You can see jump cuts in movies everywhere, for a multitude of reasons. The above example is the most basic form - it can be used in a ton of different ways. Here’s a gif of the most famous jump cut in cinema:
Taken from Godard’s Breathless (1960), it’s super simple. If you hear ‘what are jump cuts?’, link this gif! In order to reduce the overall running time of the movie, several scenes had sections removed to free up precious seconds. The result is a snappy style, characteristic of Godard that still inspires cinematography to this day. But the original purpose was via necessity; this car journey took up too much time, so the middle of it was removed. There are other similar jump cuts caused by necessity - older, pre-digital classics like It’s a Wonderful Life have a few moments where dirty/burned/worn film were snipped out.
That being said, jump cuts in film are also used for creative choice. A good example is how the, well, ‘jumpy’ effect is often used in frantic or tense search scenes, like this one from District 9. The technique merges with the handheld camera point-of-view, adding to the chaos that ensues:
What is a Jump Cut in Editing?
A vital editing technique, jump cuts are everywhere in editing. You take a single, continuous shot, then remove part of it. This is done for a multitude of reasons, including the removal of dead air (such as during an interview or VLOG), reducing a scene’s length, or for creative effect.
What is a Jump Cut Example?
We’ve shown a few examples already, but if you want one of the most clear-cut, obvious examples, here are clip cuts from Little Shop of Horrors. A stationary camera recorded several minutes of film, then the majority was removed to create a 20 second scene:
Jump cuts are simply a technique, so they serve whatever purpose the editor needs them to. Aforementioned examples like time constraints and quality issues can force jump cuts upon a film, whereas creative direction like the videos just above can create tension or comedy.

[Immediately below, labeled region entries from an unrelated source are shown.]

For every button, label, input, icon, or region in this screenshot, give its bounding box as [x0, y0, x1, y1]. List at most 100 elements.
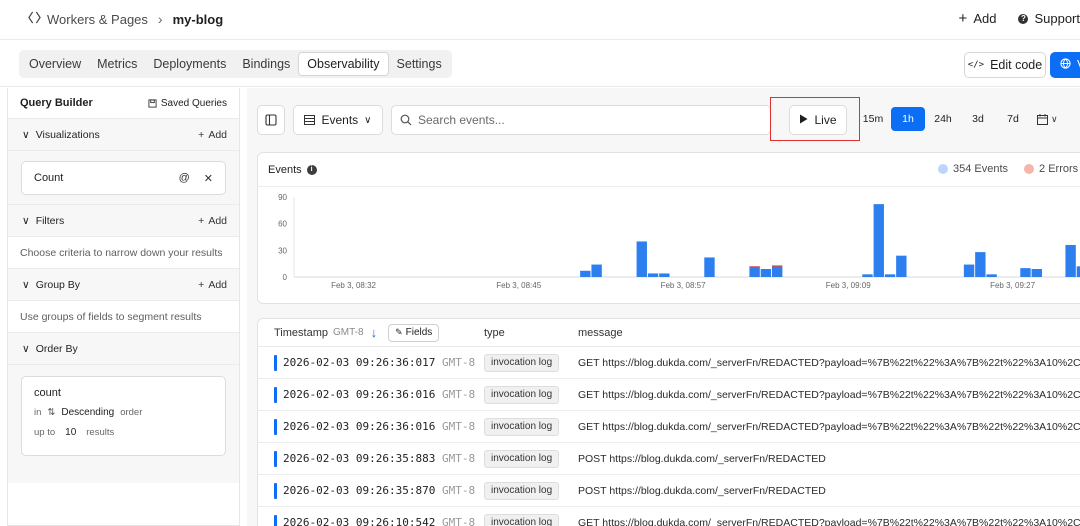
search-icon — [400, 114, 412, 126]
events-dropdown-label: Events — [321, 113, 359, 127]
info-icon[interactable]: i — [306, 164, 317, 175]
globe-icon — [1060, 58, 1071, 72]
visualization-count-card[interactable]: Count @ ✕ — [21, 161, 226, 195]
event-bar — [749, 266, 760, 277]
range-7d[interactable]: 7d — [996, 107, 1030, 131]
add-filter-button[interactable]: + Add — [198, 215, 227, 227]
limit-input[interactable]: 10 — [65, 427, 76, 438]
table-row[interactable]: 2026-02-03 09:26:36:016 GMT-8 invocation … — [258, 379, 1080, 411]
chart-legend: 354 Events 2 Errors — [938, 163, 1078, 175]
calendar-picker-button[interactable]: ∨ — [1031, 107, 1064, 131]
range-15m[interactable]: 15m — [856, 107, 890, 131]
filters-section[interactable]: ∨ Filters + Add — [8, 205, 239, 237]
fields-label: Fields — [405, 327, 433, 338]
tab-overview[interactable]: Overview — [21, 52, 89, 76]
col-timestamp[interactable]: Timestamp — [274, 327, 328, 339]
range-3d[interactable]: 3d — [961, 107, 995, 131]
breadcrumb-project[interactable]: my-blog — [173, 12, 224, 27]
event-bar — [963, 264, 975, 277]
row-type-badge: invocation log — [484, 417, 560, 436]
search-box[interactable] — [391, 105, 771, 135]
query-builder-title: Query Builder — [20, 97, 93, 109]
at-icon[interactable]: @ — [179, 172, 190, 185]
filters-label: Filters — [35, 214, 65, 227]
table-body: 2026-02-03 09:26:36:017 GMT-8 invocation … — [258, 347, 1080, 526]
support-button[interactable]: ? Support — [1018, 11, 1080, 26]
event-bar — [862, 274, 873, 277]
table-row[interactable]: 2026-02-03 09:26:10:542 GMT-8 invocation … — [258, 507, 1080, 526]
table-row[interactable]: 2026-02-03 09:26:35:883 GMT-8 invocation … — [258, 443, 1080, 475]
events-dropdown[interactable]: Events ∨ — [293, 105, 383, 135]
sort-descending-icon[interactable]: ↓ — [371, 325, 378, 340]
tab-bindings[interactable]: Bindings — [234, 52, 298, 76]
range-24h[interactable]: 24h — [926, 107, 960, 131]
filters-help-text: Choose criteria to narrow down your resu… — [8, 237, 239, 269]
search-input[interactable] — [418, 113, 758, 127]
order-by-section[interactable]: ∨ Order By — [8, 333, 239, 365]
live-button[interactable]: Live — [789, 105, 847, 135]
plus-icon: + — [198, 278, 205, 291]
event-bar — [659, 273, 670, 277]
col-timestamp-tz: GMT-8 — [333, 327, 364, 338]
row-type-badge: invocation log — [484, 449, 560, 468]
order-by-label: Order By — [35, 342, 78, 355]
breadcrumb-workers-pages[interactable]: Workers & Pages — [47, 12, 148, 27]
group-by-section[interactable]: ∨ Group By + Add — [8, 269, 239, 301]
saved-queries-button[interactable]: Saved Queries — [148, 98, 227, 109]
sort-icon: ⇅ — [47, 407, 56, 418]
pencil-icon: ✎ — [395, 327, 403, 337]
order-by-card[interactable]: count in ⇅ Descending order up to 10 res… — [21, 376, 226, 456]
visualizations-section[interactable]: ∨ Visualizations + Add — [8, 119, 239, 151]
event-bar — [1031, 269, 1042, 277]
row-message: GET https://blog.dukda.com/_serverFn/RED… — [578, 516, 1080, 526]
chevron-down-icon: ∨ — [22, 278, 30, 291]
chevron-down-icon: ∨ — [22, 128, 30, 141]
y-tick-label: 60 — [278, 220, 287, 229]
order-in-label: in — [34, 407, 42, 418]
tab-deployments[interactable]: Deployments — [145, 52, 234, 76]
add-visualization-button[interactable]: + Add — [198, 129, 227, 141]
time-range-selector: 15m 1h 24h 3d 7d ∨ — [856, 107, 1064, 131]
tab-settings[interactable]: Settings — [389, 52, 450, 76]
visit-button[interactable]: V — [1050, 52, 1080, 78]
col-type[interactable]: type — [484, 327, 505, 339]
add-filter-label: Add — [208, 214, 227, 227]
row-timestamp: 2026-02-03 09:26:36:017 GMT-8 — [283, 356, 476, 369]
row-timestamp: 2026-02-03 09:26:36:016 GMT-8 — [283, 388, 476, 401]
tabs: Overview Metrics Deployments Bindings Ob… — [19, 50, 452, 78]
x-tick-label: Feb 3, 08:32 — [331, 281, 376, 290]
visualizations-label: Visualizations — [35, 128, 100, 141]
x-tick-label: Feb 3, 09:09 — [826, 281, 871, 290]
add-button[interactable]: + Add — [959, 11, 997, 26]
fields-button[interactable]: ✎ Fields — [388, 323, 440, 342]
row-timestamp: 2026-02-03 09:26:35:883 GMT-8 — [283, 452, 476, 465]
live-label: Live — [814, 113, 837, 127]
event-bar — [986, 274, 997, 277]
table-row[interactable]: 2026-02-03 09:26:36:017 GMT-8 invocation … — [258, 347, 1080, 379]
row-message: GET https://blog.dukda.com/_serverFn/RED… — [578, 420, 1080, 433]
row-timestamp: 2026-02-03 09:26:10:542 GMT-8 — [283, 516, 476, 526]
col-message[interactable]: message — [578, 327, 623, 339]
table-row[interactable]: 2026-02-03 09:26:36:016 GMT-8 invocation … — [258, 411, 1080, 443]
tab-observability[interactable]: Observability — [298, 52, 389, 76]
tab-metrics[interactable]: Metrics — [89, 52, 145, 76]
close-icon[interactable]: ✕ — [204, 172, 213, 185]
row-message: GET https://blog.dukda.com/_serverFn/RED… — [578, 356, 1080, 369]
sidebar-panel-icon — [265, 114, 277, 126]
legend-events-swatch — [938, 164, 948, 174]
range-1h[interactable]: 1h — [891, 107, 925, 131]
group-by-help-text: Use groups of fields to segment results — [8, 301, 239, 333]
table-row[interactable]: 2026-02-03 09:26:35:870 GMT-8 invocation … — [258, 475, 1080, 507]
event-bar — [1065, 245, 1076, 277]
edit-code-button[interactable]: </> Edit code — [964, 52, 1046, 78]
order-direction-select[interactable]: Descending — [61, 407, 114, 418]
event-bar — [873, 204, 884, 277]
toggle-sidebar-button[interactable] — [257, 105, 285, 135]
legend-events[interactable]: 354 Events — [938, 163, 1008, 175]
add-group-by-button[interactable]: + Add — [198, 279, 227, 291]
row-level-indicator — [274, 515, 277, 526]
plus-icon: + — [198, 128, 205, 141]
event-bar — [975, 252, 986, 277]
chevron-down-icon: ∨ — [364, 114, 372, 126]
legend-errors[interactable]: 2 Errors — [1024, 163, 1078, 175]
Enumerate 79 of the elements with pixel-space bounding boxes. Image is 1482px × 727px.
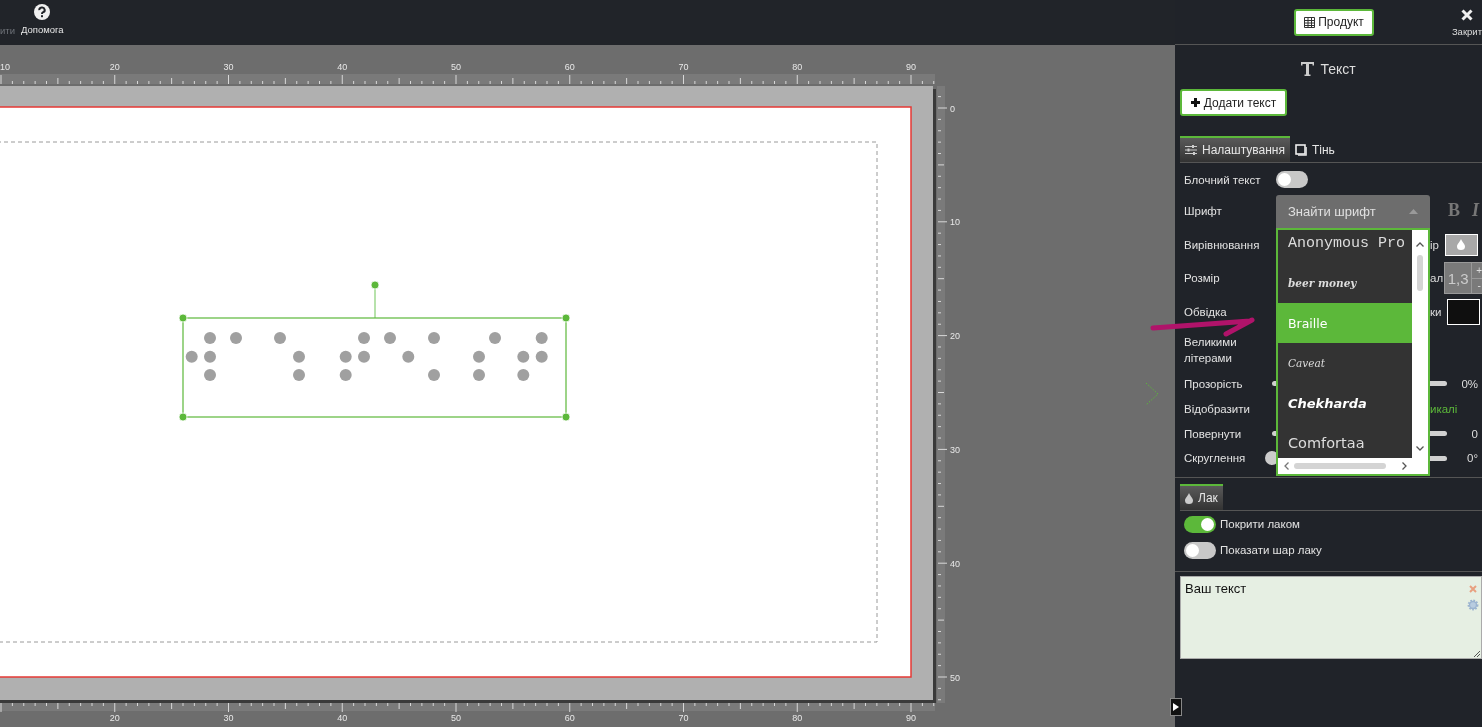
chevron-right-icon[interactable] (1402, 462, 1407, 470)
chevron-left-icon[interactable] (1284, 462, 1289, 470)
setting-label: икалі (1430, 402, 1458, 415)
ruler-label: 90 (906, 713, 916, 723)
ruler-label: 20 (950, 331, 960, 342)
plus-icon (1190, 98, 1200, 107)
close-icon (1460, 9, 1473, 21)
setting-label: Повернути (1183, 426, 1243, 442)
setting-label: ал (1430, 272, 1444, 284)
setting-label: Вирівнювання (1183, 237, 1261, 253)
scrollbar-thumb[interactable] (1417, 255, 1423, 291)
section-title: Текст (1175, 58, 1482, 80)
ruler-label: 50 (451, 713, 461, 723)
ruler-label: 70 (678, 62, 689, 72)
add-text-button[interactable]: Додати текст (1180, 89, 1287, 116)
ruler-label: 50 (950, 672, 960, 683)
chevron-down-icon[interactable] (1416, 446, 1424, 451)
setting-label: Шрифт (1183, 203, 1223, 219)
text-icon (1301, 62, 1315, 76)
square-icon (1294, 144, 1307, 156)
resize-grip-icon[interactable] (1474, 651, 1480, 657)
chevron-up-icon[interactable] (1416, 242, 1424, 247)
italic-button[interactable]: I (1472, 200, 1480, 221)
ruler-label: 80 (792, 62, 803, 72)
ruler-label: 30 (223, 62, 234, 72)
table-icon (1304, 16, 1316, 28)
tab[interactable]: Тінь (1289, 136, 1340, 162)
setting-label: Блочний текст (1183, 172, 1262, 188)
ruler-label: 50 (451, 62, 461, 72)
setting-label: ки (1430, 305, 1442, 318)
ruler-label: 70 (678, 713, 689, 723)
font-search-dropdown[interactable]: Знайти шрифт (1276, 195, 1430, 228)
drop-icon (1185, 492, 1193, 504)
setting-label: ір (1430, 238, 1439, 251)
setting-label: Обвідка (1183, 304, 1228, 320)
expand-button[interactable] (1170, 698, 1182, 716)
color-swatch[interactable] (1447, 298, 1481, 325)
setting-label: Прозорість (1183, 376, 1244, 392)
braille-text-drawing[interactable] (185, 332, 548, 381)
ruler-label: 10 (950, 217, 960, 228)
slider-value: 0° (1466, 452, 1479, 464)
ruler-label: 20 (109, 62, 120, 72)
text-input[interactable]: Ваш текст (1180, 576, 1482, 659)
toggle-switch[interactable] (1184, 541, 1216, 559)
ruler-label: 60 (564, 62, 575, 72)
scrollbar-thumb[interactable] (1294, 463, 1386, 469)
caret-up-icon (1409, 209, 1418, 214)
close-button[interactable]: Закрит (1451, 7, 1482, 37)
slider-value: 0 (1470, 427, 1479, 440)
ruler-label: 10 (0, 62, 10, 72)
toggle-switch[interactable] (1184, 515, 1216, 533)
ruler-label: 40 (337, 62, 348, 72)
ruler-label: 30 (223, 713, 234, 723)
ruler-label: 80 (792, 713, 803, 723)
help-icon (34, 4, 51, 20)
ruler-label: 20 (109, 713, 120, 723)
slider-value: 0% (1460, 377, 1479, 390)
tab[interactable]: Налаштування (1180, 136, 1290, 162)
selection-frame[interactable] (178, 280, 571, 422)
ruler-label: 40 (950, 558, 960, 569)
ruler-label: 40 (337, 713, 348, 723)
product-button[interactable]: Продукт (1294, 8, 1374, 36)
ruler-label: 60 (564, 713, 575, 723)
setting-label: Скруглення (1183, 451, 1247, 466)
sliders-icon (1185, 145, 1197, 155)
setting-label: Великими літерами (1183, 334, 1238, 366)
setting-label: Відобразити (1183, 401, 1251, 417)
setting-label: Розмір (1183, 271, 1221, 286)
color-swatch[interactable] (1444, 233, 1478, 256)
help-button[interactable]: Допомога (20, 0, 64, 35)
ruler-label: 30 (950, 444, 960, 455)
tab[interactable]: Лак (1180, 484, 1223, 510)
bold-button[interactable]: B (1448, 200, 1460, 221)
toggle-label: Показати шар лаку (1220, 544, 1322, 556)
toggle-label: Покрити лаком (1220, 518, 1300, 530)
toggle-switch[interactable] (1276, 171, 1308, 188)
ruler-label: 90 (906, 62, 916, 72)
ruler-label: 0 (950, 103, 955, 114)
drop-icon (1457, 239, 1466, 250)
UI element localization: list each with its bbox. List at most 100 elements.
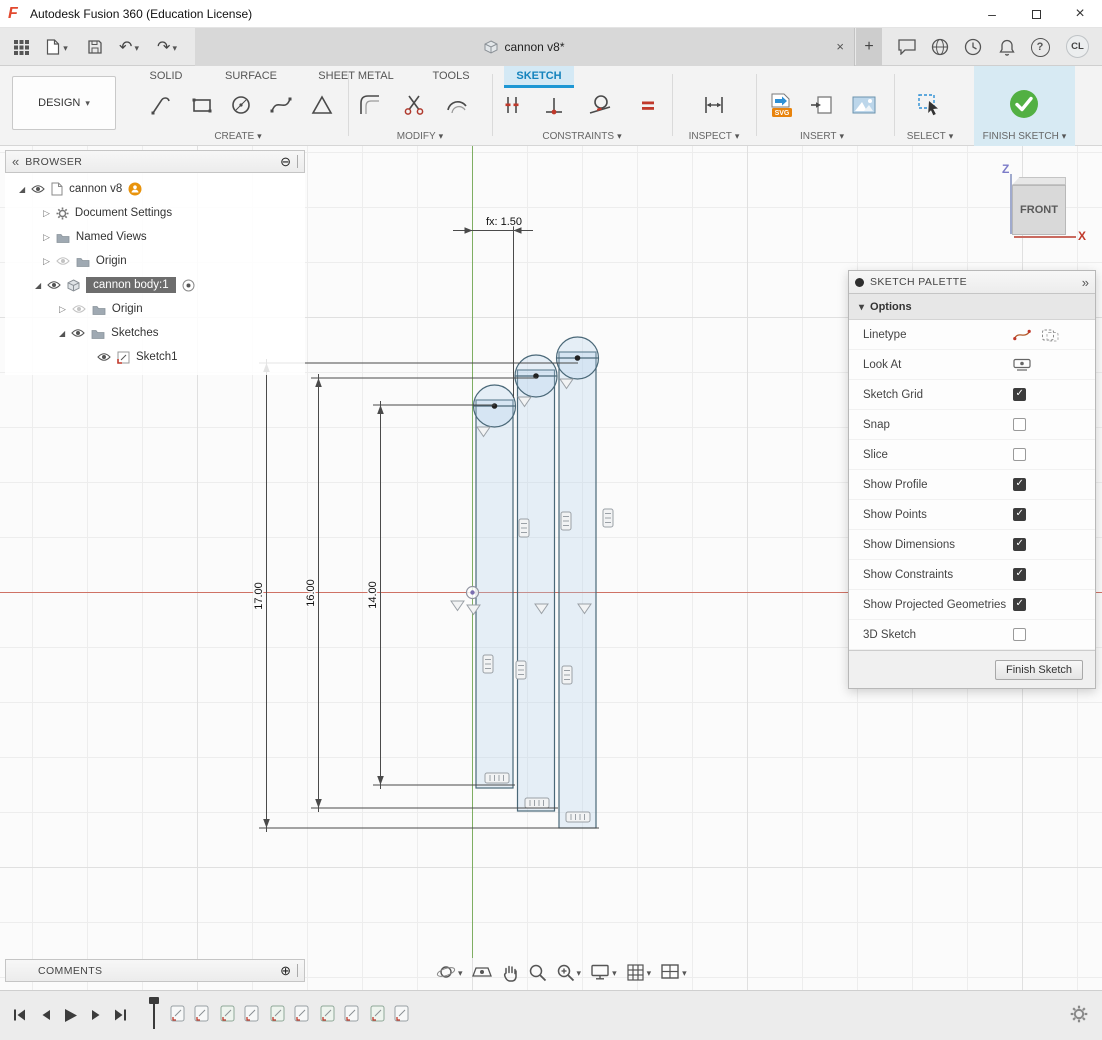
tree-row-document-settings[interactable]: Document Settings xyxy=(5,201,305,225)
finish-sketch-palette-button[interactable]: Finish Sketch xyxy=(995,660,1083,680)
sketch-barrel-1[interactable] xyxy=(474,385,516,788)
document-tab[interactable]: cannon v8* × xyxy=(195,28,855,66)
sketch-palette-header[interactable]: SKETCH PALETTE xyxy=(849,271,1095,294)
timeline-step-back-button[interactable] xyxy=(38,1007,54,1023)
timeline-feature-sketch[interactable] xyxy=(170,1004,186,1023)
collapse-panel-icon[interactable] xyxy=(12,154,19,169)
tree-row-component[interactable]: cannon body:1 xyxy=(5,273,305,297)
workspace-selector[interactable]: DESIGN xyxy=(12,76,116,130)
pan-button[interactable] xyxy=(501,963,519,982)
close-button[interactable] xyxy=(1058,0,1102,28)
timeline-feature-sketch[interactable] xyxy=(320,1004,336,1023)
timeline-feature-sketch[interactable] xyxy=(394,1004,410,1023)
timeline-go-to-start-button[interactable] xyxy=(12,1007,28,1023)
save-button[interactable] xyxy=(82,28,108,66)
linetype-spline-icon[interactable] xyxy=(1013,328,1031,342)
timeline-play-button[interactable] xyxy=(62,1007,79,1024)
display-settings-button[interactable] xyxy=(590,963,617,981)
timeline-feature-sketch[interactable] xyxy=(270,1004,286,1023)
tree-row-origin-2[interactable]: Origin xyxy=(5,297,305,321)
extensions-button[interactable] xyxy=(928,36,952,58)
options-section-header[interactable]: Options xyxy=(849,294,1095,320)
timeline-feature-sketch[interactable] xyxy=(194,1004,210,1023)
timeline-step-forward-button[interactable] xyxy=(88,1007,104,1023)
visibility-eye-icon[interactable] xyxy=(97,352,111,362)
zoom-window-button[interactable] xyxy=(556,963,582,982)
tree-row-origin[interactable]: Origin xyxy=(5,249,305,273)
look-at-button[interactable] xyxy=(472,963,492,981)
browser-header[interactable]: BROWSER xyxy=(5,150,305,173)
create-spline-button[interactable] xyxy=(267,90,295,120)
create-circle-button[interactable] xyxy=(227,90,255,120)
tree-row-sketch1[interactable]: Sketch1 xyxy=(5,345,305,369)
canvas-viewport[interactable]: 17.00 16.00 14.00 xyxy=(0,146,1102,990)
inspect-measure-button[interactable] xyxy=(700,90,728,120)
slice-checkbox[interactable] xyxy=(1013,448,1026,461)
job-status-button[interactable] xyxy=(961,36,985,58)
minimize-button[interactable] xyxy=(970,0,1014,28)
modify-trim-button[interactable] xyxy=(400,90,428,120)
expander-icon[interactable] xyxy=(59,327,65,339)
show-dimensions-checkbox[interactable] xyxy=(1013,538,1026,551)
help-button[interactable]: ? xyxy=(1028,36,1052,58)
constraints-group-dropdown[interactable]: CONSTRAINTS xyxy=(532,130,632,143)
tree-row-root[interactable]: cannon v8 xyxy=(5,177,305,201)
show-constraints-checkbox[interactable] xyxy=(1013,568,1026,581)
zoom-button[interactable] xyxy=(528,963,547,982)
create-group-dropdown[interactable]: CREATE xyxy=(196,130,280,143)
new-tab-button[interactable]: + xyxy=(856,28,882,66)
insert-decal-button[interactable] xyxy=(808,90,836,120)
sketch-3d-checkbox[interactable] xyxy=(1013,628,1026,641)
modify-group-dropdown[interactable]: MODIFY xyxy=(378,130,462,143)
tab-solid[interactable]: SOLID xyxy=(140,66,192,88)
visibility-eye-icon[interactable] xyxy=(71,328,85,338)
expand-panel-icon[interactable] xyxy=(1082,275,1089,290)
tab-sketch[interactable]: SKETCH xyxy=(504,66,574,88)
timeline-feature-sketch[interactable] xyxy=(294,1004,310,1023)
dimension-14-text[interactable]: 14.00 xyxy=(367,581,379,609)
show-points-checkbox[interactable] xyxy=(1013,508,1026,521)
insert-canvas-button[interactable] xyxy=(850,90,878,120)
snap-checkbox[interactable] xyxy=(1013,418,1026,431)
sketch-grid-checkbox[interactable] xyxy=(1013,388,1026,401)
dimension-16-text[interactable]: 16.00 xyxy=(305,579,317,607)
inspect-group-dropdown[interactable]: INSPECT xyxy=(672,130,756,143)
sketch-barrel-3[interactable] xyxy=(557,337,599,828)
tree-row-named-views[interactable]: Named Views xyxy=(5,225,305,249)
modify-offset-button[interactable] xyxy=(443,90,471,120)
timeline-feature-sketch[interactable] xyxy=(220,1004,236,1023)
orbit-button[interactable] xyxy=(436,962,463,982)
tab-surface[interactable]: SURFACE xyxy=(216,66,286,88)
timeline-go-to-end-button[interactable] xyxy=(112,1007,128,1023)
constraint-coincident-button[interactable] xyxy=(540,90,568,120)
comments-header[interactable]: COMMENTS xyxy=(5,959,305,982)
grid-settings-button[interactable] xyxy=(626,963,652,982)
constraint-equal-button[interactable] xyxy=(634,90,662,120)
dimension-fx-text[interactable]: fx: 1.50 xyxy=(486,216,522,228)
tab-tools[interactable]: TOOLS xyxy=(424,66,478,88)
tab-sheet-metal[interactable]: SHEET METAL xyxy=(308,66,404,88)
timeline-settings-gear-button[interactable] xyxy=(1070,1005,1088,1023)
select-group-dropdown[interactable]: SELECT xyxy=(888,130,972,143)
visibility-eye-off-icon[interactable] xyxy=(56,256,70,266)
look-at-icon[interactable] xyxy=(1013,358,1031,371)
select-button[interactable] xyxy=(916,90,944,120)
insert-svg-button[interactable]: SVG xyxy=(768,90,796,120)
expander-icon[interactable] xyxy=(35,279,41,291)
show-profile-checkbox[interactable] xyxy=(1013,478,1026,491)
expander-icon[interactable] xyxy=(43,231,50,243)
notifications-button[interactable] xyxy=(995,36,1019,58)
modify-fillet-button[interactable] xyxy=(356,90,384,120)
user-avatar[interactable]: CL xyxy=(1066,35,1089,58)
create-line-button[interactable] xyxy=(148,90,176,120)
expander-icon[interactable] xyxy=(19,183,25,195)
linetype-construction-icon[interactable] xyxy=(1041,328,1059,342)
tree-row-sketches[interactable]: Sketches xyxy=(5,321,305,345)
visibility-eye-off-icon[interactable] xyxy=(72,304,86,314)
origin-point[interactable] xyxy=(467,587,479,599)
constraint-tangent-button[interactable] xyxy=(586,90,614,120)
app-grid-button[interactable] xyxy=(8,28,34,66)
expander-icon[interactable] xyxy=(43,207,50,219)
show-projected-geometries-checkbox[interactable] xyxy=(1013,598,1026,611)
constraint-horizontal-vertical-button[interactable] xyxy=(498,90,526,120)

You can even compose a video almost solely of jump cuts if the effect works well. Footage filmed with jump cuts in mind has a lot of potential. The music video for Wang Chung’s Everybody Have Fun Tonight is a great jump cut editing example of sequential editing:
A cut is when two different pieces of footage are joined together; the transition between them is the cut.
A jump cut is when one piece of footage has something removed; the abrupt time skip is the jump cut.
Jump cuts became extremely popular on YouTube as a way of tidying up footage. A vlog, talking-head video, interview, etc - they are all prone to random sounds, re-takes, pauses, breathing. Due to the one-shot format these videos are usually recorded in, lots of jump cuts are an effective way to make dialogue seem continuous. YouTubers can also record with this in mind, moving position regularly so the final product will have more variance. Check out this (pretty meta) example:
It’s a super simple technique, no matter the editing software you use. The tricky part is deciding when one should be used, or how to do it effectively. Check out our tutorial about how to do jump cut video editing:
How Do You Jump Cut in Premiere Pro?
Premiere Pro is a perfect jump cut video editor. Here’s our tutorial on jump cut editing in Premiere Pro:
Our advice would be not to cover up jump cutting - embrace it as part of your filmmaking style, aesthetic and technique! Having to incorporate a jump cut you didn’t expect can be annoying, but sometimes it’s unavoidable. Learn how to do them effectively with the above tutorial, or use something like an audio repair plugin to reduce the need for bad audio to be cut out/etc!